2.3 Pemecahan Saham (Stock Split) Pemecahan saham (stock split) adalah memecah selembar saham menjadi n lembar saham. Harga per lembar saham baru setelah stock split adalah sebesar 1/n
17
dari harga sebelumnya (Jogiyanto, 2009 : 542). Stock split adalah pemecahan nilai nominal saham menjadi pemecahan yang lebih kecil. Tujuan dari stock split adalah agar perdagangan suatu saham menjadi likuid karena jumlah saham yang beredar menjadi banyak dan harganya menjadi murah (Darmadji dan Fakhrudin, 2001 : 131). Secara teoritis, split tidak memiliki nilai ekonomis karena stock split hanya merubah banyaknya lembaran saham yang beredar dan tidak menambah nilai perusahaan dan sekilas tidak ada manfaatnya bagi pemegang saham maupun bagi perusahaan pemecah. Tetapi banyaknya perusahaan yang melakukan split menunjukkan bahwa split adalah alat yang penting adalam praktik keuangan. Manfaat split secara langsung tidak nampak pada laporan keuangan perusahaan pemecah, namun kita harus memandangnya dari sudut psikologis perusahaan, yaitu dampak yang ditimbulkan dari sinyal yang ditimbulkannya di bursa. Dampak ini bisa positif atau negatif. Jika positif, maka investor baru lebih tertarik untuk memperebutkan saham perusahaan itu yang tentu berakibat harga saham terdongkrak naik dan akhirnya tujuan perusahaan untuk mencapai seluas-luasnya kesejahteraan para pemegang saham tercapai. Sebaliknya jika negatif, berarti investor baru menganggap bahwa informasi stock split tidak menguntungkan, sehingga mereka tidak mau membeli saham perusahaan tersebut dan tujuan perusahaan tidak tercapai. (Jurnal akuntansi dan keuangan, vol.7 No.2, juli 2002 : 94 ).
18
2.4 Motivasi Stock Split Sebenarnya stock split tidak menambah nilai perusahaan atau dengan kata lain, stock split tidak mempunyai nilai ekonomis. Misalnya, jumlah saham yang beredar adalah 1 juta lembar saham dengan nilai Rp 1000 perlembar. Nilai ekuitas perusahaan adalah sebesar 1 juta x Rp 1000 = Rp 1 milyar. Perusahaan memecah satu lembar saham untuk dijadikan dua lembar saham, sehingga harga per lembar saham baru menjadi Rp500 dan jumlah saham beredar menjadi sebanyak 2 juta lembar. Nilai ekuitas perusahaan tidak berubah, yaitu tetap sebesar 2 juta x Rp 500 = Rp 1 milyar.

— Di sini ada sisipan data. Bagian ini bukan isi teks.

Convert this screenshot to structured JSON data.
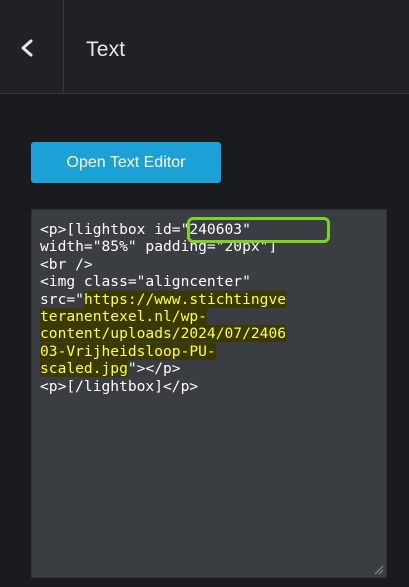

Menurut Hartono, ada beberapa alasan mengapa perusahaan emiten melakukan stock split, antara lain : 1. Alasan likuiditas. Perusahaan umumnya melakukan stock split supaya harga sahamnya tidak terlalu tinggi sehingga akan meningkatkan likuiditas perdagangannya. 2. Alasan penyinalan (signaling). Pengumuman stock split dianggap sebagai sinyal positif karena manajer perusahaan akan menyampaikan prospek masa depan perusahaan yang baik kepada publik. Alasan sinyal ini didukung dengan kenyataan bahwa perusahaan yang melakukan stock split merupakan perusahaan yang mempunyai kinerja yang baik. Jika pasar bereaksi pada waktu pengumuman stock split, bukan berarti bahwa pasar bereaksi karena informasi stock split yang tidak mempunyai nilai ekonomis tersebut, tetapi karena mengetahui prospek perusahaan di masa depan yang disinyalkan melalui stock split.
19
3. Alasan ketiga adalah pasar bereaksi pada saat pengumuman stock split karena biasanya setelah stock split ini beberapa perusahaan tersebut mengumumkan pembayaran deviden. Dengan demikian pasar bereaksi bukan karena stock split tetapi karena peristiwa lain di sekitar pengumuman stock split ini. Karena itu, penelitian stock split harus membuang efek-efek konfounding (confounding effects) yang dapat mengganggu hasil penelitiannya.
Menurut Chasteen, et al (1995) stock split adalah salah satu cara ntuk meningkatkan jumlah saham yang beredar, tujuannya adalah untuk membuat harga saham lebih menarik bagi para investor. Benjamin (1994) memberikan dukungan terhadap pernyataan Jogiyanto. Ia menyatakan bahwa pada dasarnya jika sinyal yang berusaha disampaikan oleh emiten merupakan sinyal yang positif maka hal ini akan diikuti dengan naiknya deviden dimasa yang akan datang. Survei dan penelitian yang dilakukan oleh Baker dan Gallagher (1980), Baker dan Powel (1992) dan McGough (1993) mengindikasikan motivasi emiten melakukan stock split adalah : 1. Menarik lebih banyak pemegang saham pada perusahaannya. 2. Memberikan suatu tanda pada investor bahwa perubahan harga saham adalah permanen bukan sementara dan bahwa perusahaan akan meningkatkan deviden pada masa yang akan datang dan optimis pertumbuhan dan citra perusahaan.
20
3. Meningkatkan likuiditas saham pada pasar. Penurunan harga saham akibat split membuat investor kecil lebih mudah membiayai sejumlah lot saham, walaupun biaya broker harus dipertimbangkan. 4. Menjaga harga saham pada range (wilayah) perdagangan optimal. Menurut Keown,dkk (2005), ada beberapa motivasi yamg mendorong emiten melakukan stock split, yaitu : 1. Supaya harga saham tidak terlalu mahal, sehingga dapat meningkatkan jumlah pemegang saham dan likuiditas perdagangan saham. 2. Untuk mengembalikan harga dan ukuran perdagangan rata-rata saham pada kisaran yang ditargetkan. 3. Untuk membawa informasi mengenai laba dan deviden kas.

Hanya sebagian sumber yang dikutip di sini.